İmzalı ücret bordrolarında fazla çalışma ücreti ödendiği anlaşılıyorsa, işçi tarafından gerçekte daha çalışma yaptığının ileri sürülmesi mümkün değildir. Ancak, işçinin fazla çalışma alacağının daha fazla olduğu yönündeki ihtirazi kaydının bulunması halinde, bordroda görünenden daha fazla çalışmanın ispatı her türlü delille söz konusu olabilir. Buna karşın, bordroların imzalı ve ihtirazi kayıtsız olması durumunda dahi, işçinin geçerli bir yazılı belge ile bordroda yazılı olandan daha fazla çalışmayı yazılı delille ispatlaması gerekir. Bordrolarda tahakkuk bulunmasına rağmen bordroların imzasız olması halinde ise, varsa ilgili dönem banka ve tüm ödeme kayıtları celp edilmeli ve ödendiği tespit edilen miktarlar yapılan hesaplamadan mahsup edilmelidir.

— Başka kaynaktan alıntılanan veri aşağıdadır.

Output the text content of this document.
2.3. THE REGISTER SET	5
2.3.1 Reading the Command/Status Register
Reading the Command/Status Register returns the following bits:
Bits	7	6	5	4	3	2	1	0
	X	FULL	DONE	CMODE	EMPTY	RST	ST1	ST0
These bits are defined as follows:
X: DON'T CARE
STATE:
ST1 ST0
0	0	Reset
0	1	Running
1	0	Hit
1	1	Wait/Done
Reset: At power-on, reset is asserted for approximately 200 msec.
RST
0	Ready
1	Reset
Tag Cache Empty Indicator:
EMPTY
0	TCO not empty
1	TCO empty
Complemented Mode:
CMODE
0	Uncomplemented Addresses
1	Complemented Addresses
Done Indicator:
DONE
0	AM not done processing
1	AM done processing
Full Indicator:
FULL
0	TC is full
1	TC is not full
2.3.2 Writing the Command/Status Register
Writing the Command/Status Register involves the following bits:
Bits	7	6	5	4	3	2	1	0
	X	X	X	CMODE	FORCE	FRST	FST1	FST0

Fazla çalışma alacaklarının yazılı delil ya da tanıkla ispatı imkan dahilindedir. İşyerinde çalışma düzenini bilmeyen ve bilmesi mümkün olmayan tanıkların anlatımlarına değer verilemez.

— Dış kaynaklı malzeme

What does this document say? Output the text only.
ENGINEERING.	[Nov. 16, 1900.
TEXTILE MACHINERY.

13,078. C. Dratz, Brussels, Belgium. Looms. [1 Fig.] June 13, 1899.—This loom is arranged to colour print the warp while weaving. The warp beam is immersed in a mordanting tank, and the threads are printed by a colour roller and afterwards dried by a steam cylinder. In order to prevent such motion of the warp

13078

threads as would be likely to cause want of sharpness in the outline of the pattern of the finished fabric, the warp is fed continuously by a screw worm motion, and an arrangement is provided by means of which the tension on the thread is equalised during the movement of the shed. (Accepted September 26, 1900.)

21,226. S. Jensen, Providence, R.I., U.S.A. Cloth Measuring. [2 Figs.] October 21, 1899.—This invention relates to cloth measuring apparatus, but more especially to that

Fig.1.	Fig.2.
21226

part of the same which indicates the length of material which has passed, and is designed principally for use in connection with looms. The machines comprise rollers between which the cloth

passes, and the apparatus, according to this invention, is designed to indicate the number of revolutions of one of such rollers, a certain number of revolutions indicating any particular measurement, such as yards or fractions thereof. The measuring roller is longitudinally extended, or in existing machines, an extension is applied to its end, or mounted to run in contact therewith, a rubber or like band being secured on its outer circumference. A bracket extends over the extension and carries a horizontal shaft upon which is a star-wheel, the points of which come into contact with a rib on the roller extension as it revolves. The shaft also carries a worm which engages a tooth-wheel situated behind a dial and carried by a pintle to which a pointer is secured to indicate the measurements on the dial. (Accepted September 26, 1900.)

Somut olayda, Bölge Adliye Mahkemesi’nce davacının fazla mesai ücretini aldığına dair ibraname imzaladığı, fazla mesai ücreti yönünden çalışma yapıldığı anlaşılan süreler için bordroların bir kısmında fazla mesai alacağının ödendiğine dair kayıt bulunduğu, fazla çalışma yapılmayan aylarda ise ihtirazi kayıt bulunmadığı, fesih tarihinden yaklaşık iki ay sonra 22/07/2013 te düzenlenen ve alacak kalemlerinin tek tek sayıldığı savunmayla çelişmeyen ibranameye ilişkin olarak irade fesadı halleri ileri sürülüp ispatlanmadığı ve ibraname üzerindeki imza inkar edilmediğinden her ne kadar ibranamede her kalem yönünden miktar belirtilmemişse de, diğer belge ve bilgilerle desteklenen ibranameye itibar edilerek fazla mesaiye ilişkin bordrolarda belirtilip ödenenler haricinde davacı alacağının bulunmadığı kanaati ile fazla çalışma alacağının reddine karar verilmiştir.

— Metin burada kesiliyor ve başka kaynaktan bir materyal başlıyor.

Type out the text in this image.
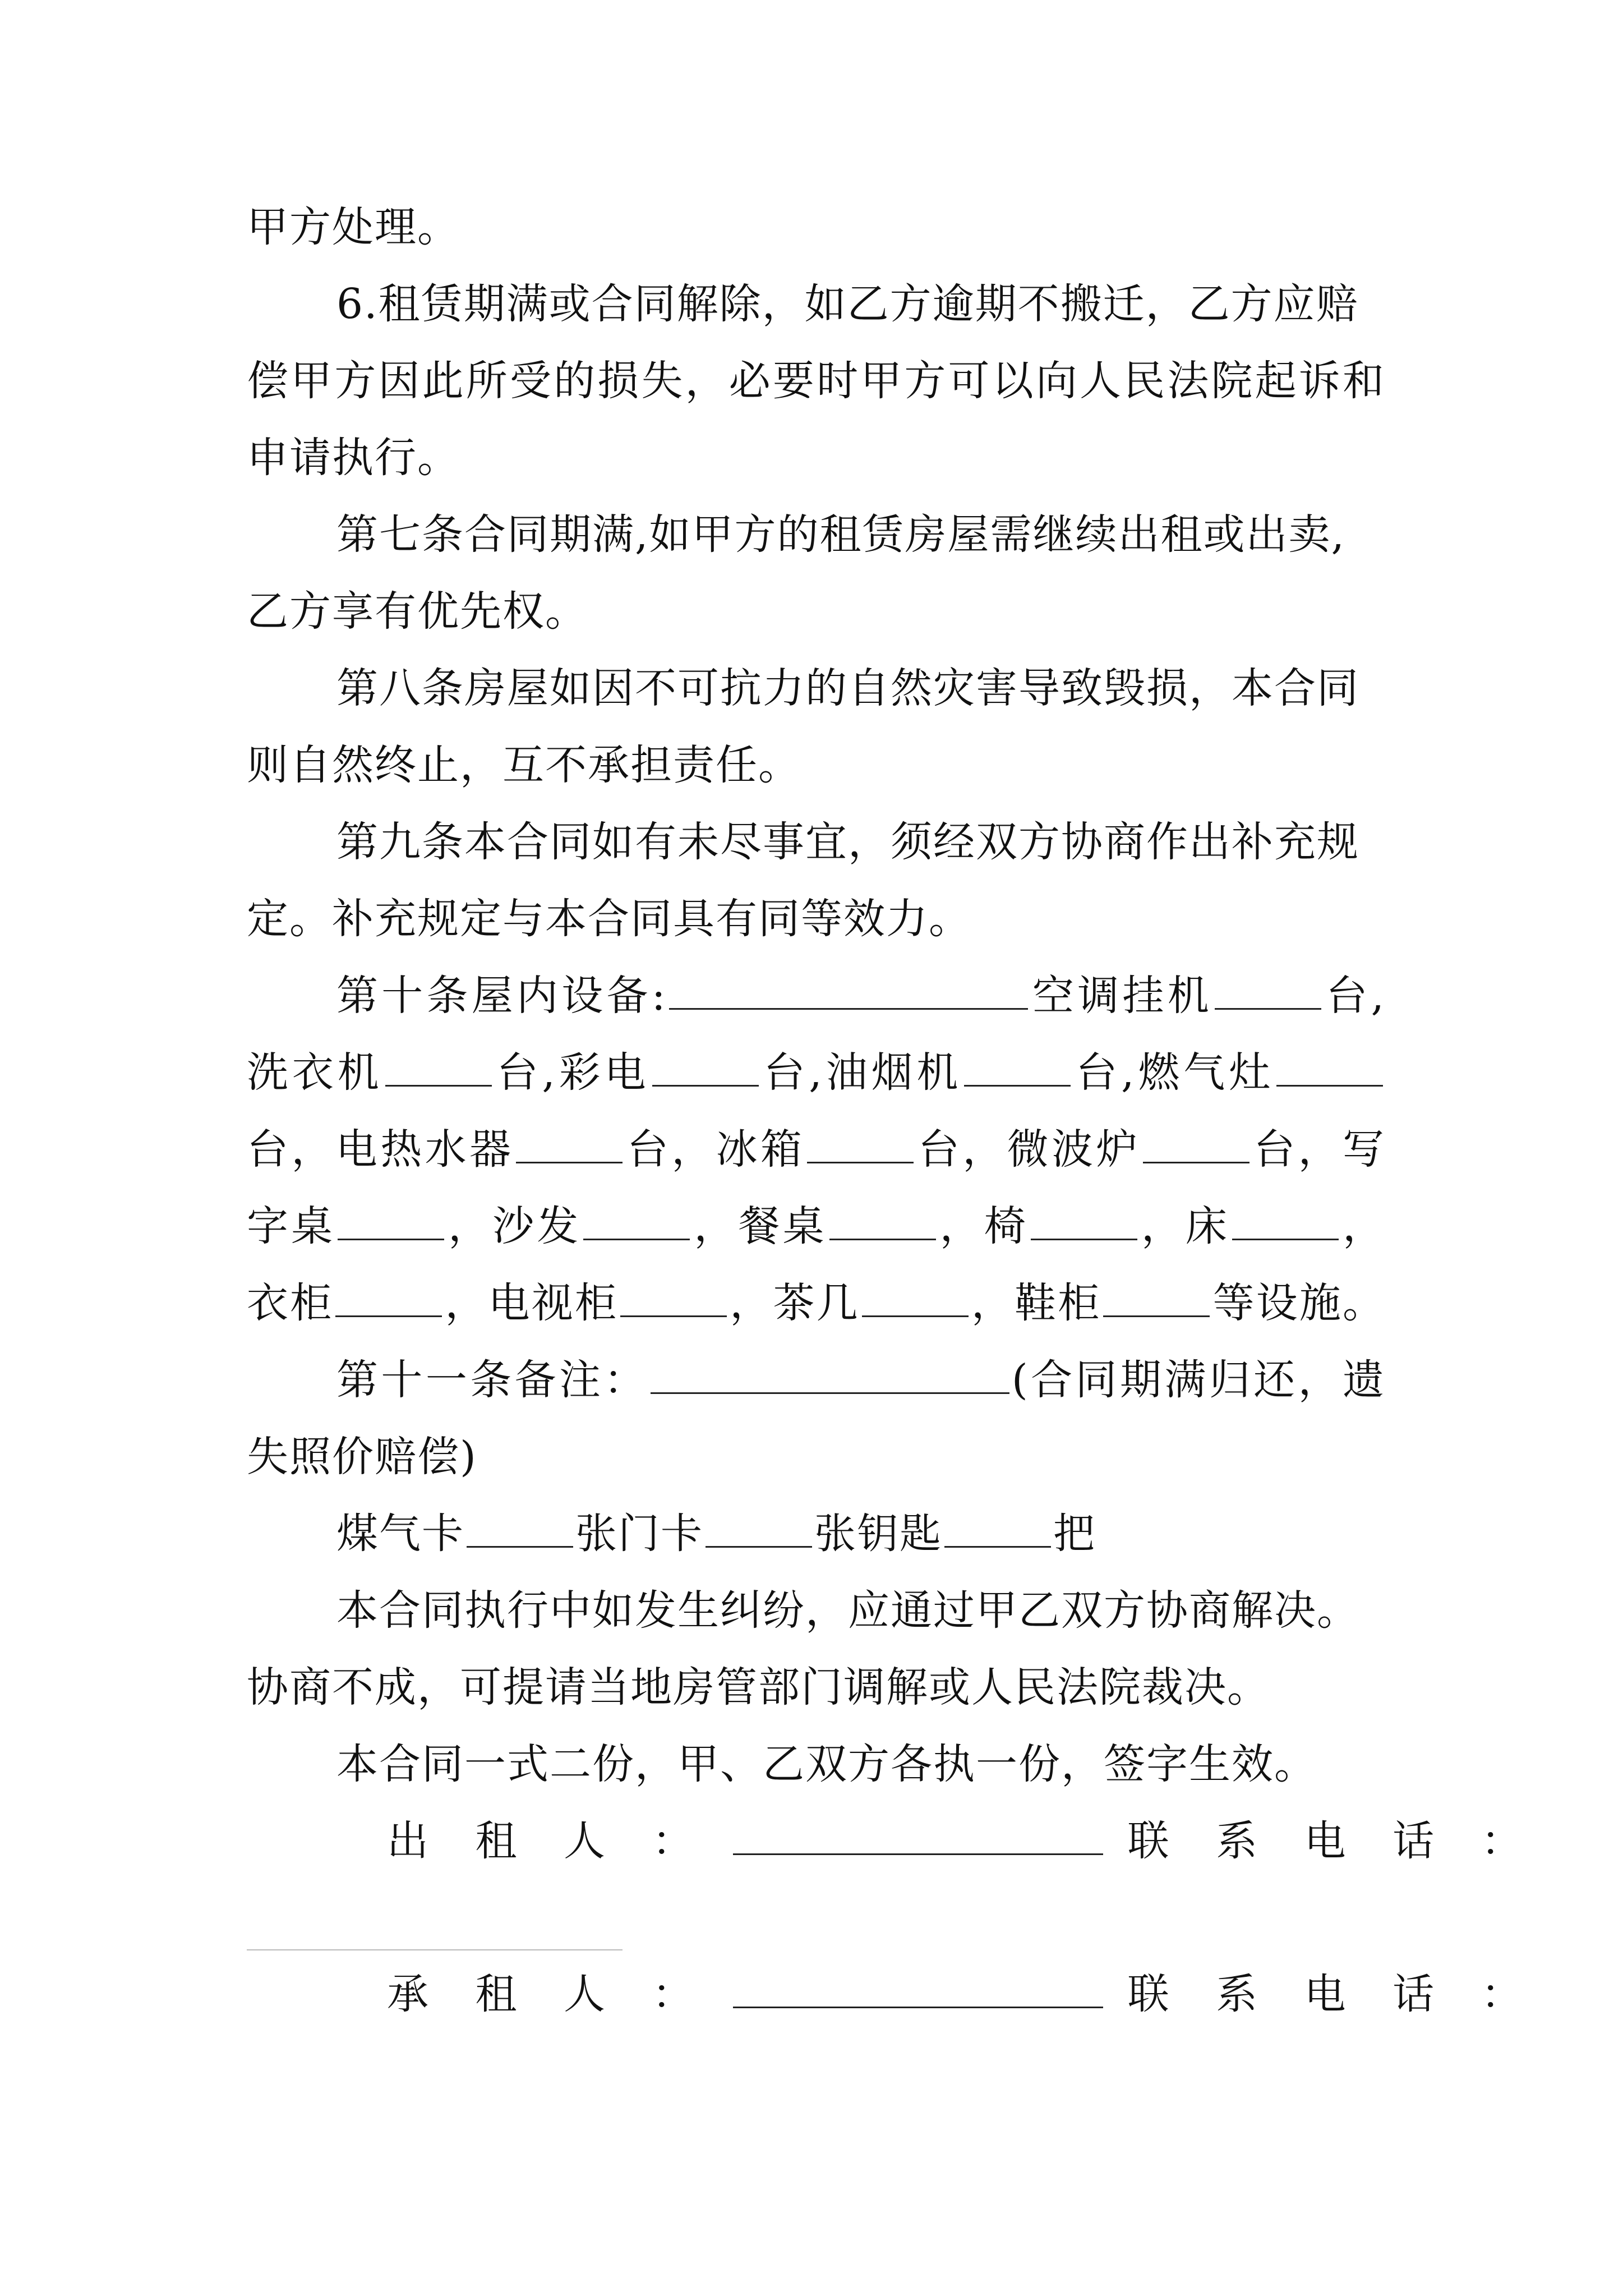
甲方处理。
6.租赁期满或合同解除，如乙方逾期不搬迁，乙方应赔
偿甲方因此所受的损失，必要时甲方可以向人民法院起诉和
申请执行。
第七条合同期满,如甲方的租赁房屋需继续出租或出卖,
乙方享有优先权。
第八条房屋如因不可抗力的自然灾害导致毁损，本合同
则自然终止，互不承担责任。
第九条本合同如有未尽事宜，须经双方协商作出补充规
定。补充规定与本合同具有同等效力。
第十条屋内设备:	空调挂机	台,
洗衣机	台,彩电	台,油烟机	台,燃气灶
台，电热水器	台，冰箱	台，微波炉	台，写
字桌	，沙发	，餐桌	，椅	，床	，
衣柜	，电视柜	，茶几	，鞋柜	等设施。
第十一条备注：	(合同期满归还，遗
失照价赔偿)
煤气卡	张门卡	张钥匙	把
本合同执行中如发生纠纷，应通过甲乙双方协商解决。
协商不成，可提请当地房管部门调解或人民法院裁决。
本合同一式二份，甲、乙双方各执一份，签字生效。
出 租 人 ：	联 系 电 话 ：
承 租 人 ：	联 系 电 话 ：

22.07.2013 tarihli ibraname ve feragatname başlıklı belgenin incelenmesinde, davacı fazla çalışma ücretini eksiksiksiz aldığını beyan etmiş ise de fazla çalışma alacak kaleminin miktarının açıkça belirtilmediği, ibranamenin 6098 sayılı Kanun"un 420. maddesinde yer alan şartları taşımadığı ve ibranamenin hükümsüz olduğu görülmüştür.
Dosya kapsamında dinlenen davacı tanığı ... beyanında; davacının haftanın 5 günü sabah 08.30’da mesaiye başladığını 19.00-20.00 saatlerine kadar çalıştığını , iki haftada bir cumartesi günleri ise saat 09.00-10.00-11.00 gibi işe başladığını, akşam 16.00-18.00 saatlerine kadar çalıştığını ifade etmiştir. O halde davacının tanık ile birlikte çalıştığı dönemle sınırlı olmak üzere, hizmet sözleşmesi gereğince fazla çalışmanın ücrete dahil olduğunun kabulüyle bir hesaplama yapılmalı, imzasız ücret bordrolarında fazla çalışma tahakkuklarının banka kanalıyla ödendiğinin tespiti halinde hesaplanan miktardan mahsup edilmelidir. Hatalı değerlendirmeyle fazla çalışma ücret alacağına yönelik talebin reddi bozmayı gerektirmiştir.
SONUÇ: Temyiz olunan Bölge Adliye Mahkemesi kararının bozulmasına, dosyanın kararı veren Bölge Adliye Mahkemesine gönderilmesine peşin alınan temyiz karar harcının istek halinde ilgiliye iadesine, 24.06.2020 tarihinde oybirliğiyle karar verildi.